In Lemo21(DE3) T7 RNA polymerase activity can be modulated precisely by its natural inhibitor T7 lysozyme, which is expressed from the extremely well titratable rhaBAD promoter. The combination of PlacUV5 expression of T7 RNA polymerase from the chromosome and rhamnose inducible expression of T7 lysozyme from pLemo guarantees the greatest possible range of target protein expression. Figure courtesy of Xbrane Bioscience AB.

Raising Low-Solubility Protein Yields

Proteins that are insoluble—or nearly insoluble— require approaches beyond tuning expression. Inducing protein expression at a lower temperature, between 15–20°C, can often raise yields of properly folded protein.

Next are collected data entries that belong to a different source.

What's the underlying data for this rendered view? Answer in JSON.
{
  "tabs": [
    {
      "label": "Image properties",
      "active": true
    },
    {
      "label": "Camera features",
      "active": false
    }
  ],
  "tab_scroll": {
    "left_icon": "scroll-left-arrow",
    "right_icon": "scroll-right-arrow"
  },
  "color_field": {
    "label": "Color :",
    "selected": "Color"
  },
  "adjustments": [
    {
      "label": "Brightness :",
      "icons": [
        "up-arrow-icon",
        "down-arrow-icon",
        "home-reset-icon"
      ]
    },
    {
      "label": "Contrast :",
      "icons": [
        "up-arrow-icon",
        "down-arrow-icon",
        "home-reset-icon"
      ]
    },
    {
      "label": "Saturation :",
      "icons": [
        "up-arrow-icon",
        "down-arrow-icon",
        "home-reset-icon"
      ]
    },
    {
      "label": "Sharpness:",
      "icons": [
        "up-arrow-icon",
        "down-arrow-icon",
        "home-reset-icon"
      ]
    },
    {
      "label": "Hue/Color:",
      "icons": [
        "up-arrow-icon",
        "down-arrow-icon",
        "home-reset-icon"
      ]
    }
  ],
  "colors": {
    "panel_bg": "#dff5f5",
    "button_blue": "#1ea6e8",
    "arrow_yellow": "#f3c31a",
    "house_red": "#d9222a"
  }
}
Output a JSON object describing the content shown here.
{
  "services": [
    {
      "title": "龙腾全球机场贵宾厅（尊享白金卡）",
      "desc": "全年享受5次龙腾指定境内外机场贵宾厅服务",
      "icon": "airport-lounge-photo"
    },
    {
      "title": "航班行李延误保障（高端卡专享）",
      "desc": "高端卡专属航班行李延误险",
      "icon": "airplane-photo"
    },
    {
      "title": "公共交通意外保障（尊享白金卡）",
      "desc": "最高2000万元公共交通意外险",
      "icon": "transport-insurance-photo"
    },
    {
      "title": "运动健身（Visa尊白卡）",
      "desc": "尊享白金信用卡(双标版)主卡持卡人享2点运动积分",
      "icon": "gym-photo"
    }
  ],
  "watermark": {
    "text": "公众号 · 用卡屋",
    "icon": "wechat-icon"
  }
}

Another approach to expressing low-solubility proteins is to fuse them to a "solubility tag" using vectors such as the pMAL Protein Fusion and Purification System. The pMAL vectors encode maltose binding protein, a fusion tag that aids in expression and solubility, and allows for simple purification using an amylose column (Fig 3). Removing the MBP fusion requires protease cleavage and additional purification. However many MBP fusion proteins can be readily studied, since they often retain activity in this form.

Some researchers achieve good results by coexpressing low-solubility proteins with chaperonins, such as GroEL, DnaK, and ClpB (7,8). While chaperonin overexpression may improve target protein solubility, some target protein may remain complexed with chaperones. Methods including native PAGE analysis and size exclusion chromatography can reveal oligomeric complexes in expressed protein samples.

Figure 3. Schematic of the pMal System

The target protein is fused to MBP, enhancing solubility and expression.

Changing Sequence to Improve Expression

During recombinant gene expression experiments, intra-RNA interactions can sometimes prevent optimal translation. Troublesome secondary structure can be a problem in the 5´ untranslated region, the ribosomal binding site and the affinity tag coding sequence. Even the frequency of particular codons in the gene of interest can cause expression problems.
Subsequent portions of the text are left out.